Liputan6.com, Jakarta Mantan Ketua Mahkamah Agung (MA) Bagir Manan mengatakan, seorang hakim bukan algojo. Hakim adalah orang yang seharusnya memberikan dan menegakkan keadilan.
"Artinya bila memang yang tertuduh itu tidak bersalah, maka sebaiknya dia dibebaskan, bukan tetap memberikan hukuman lantaran gengsi," kata Bagir dalam diskusi Mengembalikan Keagungan Mahkamah Agung di Gedung Dewan Pers, Jakarta, Rabu (21/5/2014).
Bagir mengatakan, seorang hakim memang diberi kewenangan tersendiri memutus perkara. Namun, bukan berarti seorang hakim memutus suatu perkara dengan sembarang.
Advertisement
"Azas hukum memang menyebutkan jika hakim itu untuk memutus hukum. Tapi yang penting itu mengartikan. Hukum tidak boleh disamakan dengan apa yang dibacanya, tapi pengertiannya," ucap Bagir yang kini menjabat Ketua Dewan Pers ini.
Seorang hakim, lanjut Bagir, juga tidak bisa berpatokan kepada hukum yang tidak tertulis. Sehingga itu merupakan bentuk pengertian hukum yang mesti dipahami, sebagai bentuk pengertian hukum yang sebenarnya.
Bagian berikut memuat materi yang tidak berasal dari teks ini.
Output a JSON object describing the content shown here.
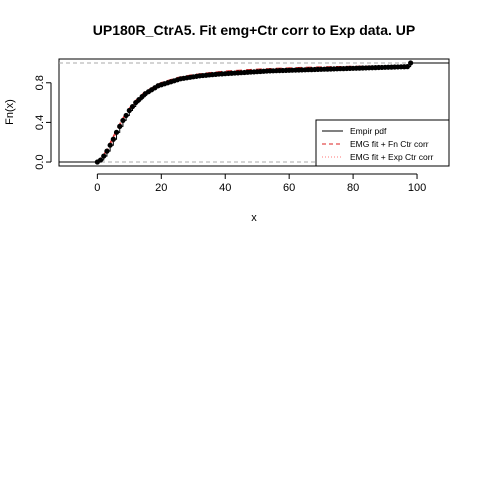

Bila pengertian hukum tidak dipahami secara benar, ia khawatir akan terjadi kemunduran hukum. Ia mencontohkan beberapa kasus, misalnya dalam kasus dugaan korupsi yang membelit Ahmad Fathanah dalam kasus suap quota impor daging sapi.
Fathanah ditangkap Komisi Pemberantasan Korupsi (KPK) karena menerima uang suap yang niatnya untuk diberikan kepada Mantan Presiden Partai Keadailan Sejahtera (PKS), Luthfi Hasan Ishaaq.
Menurut Bagir, itu bukan merupakan uang negara karena diberikan oleh swasta. Korupsi itu merupakan bentuk tindakan yang merugikan keuangan negara.
Lagipula, kata Bagir, uang yang dipegang Fathanah itu diduga akan diberikan kepada Luthfi. Ini artinya, baru niat dan hukum tidak mengadili niat.
"Hakim itu memberikan keadilan, kalau dia bebas ya harus bebas, bukan karena gengsi (beri hukuman)," pungkas Bagir.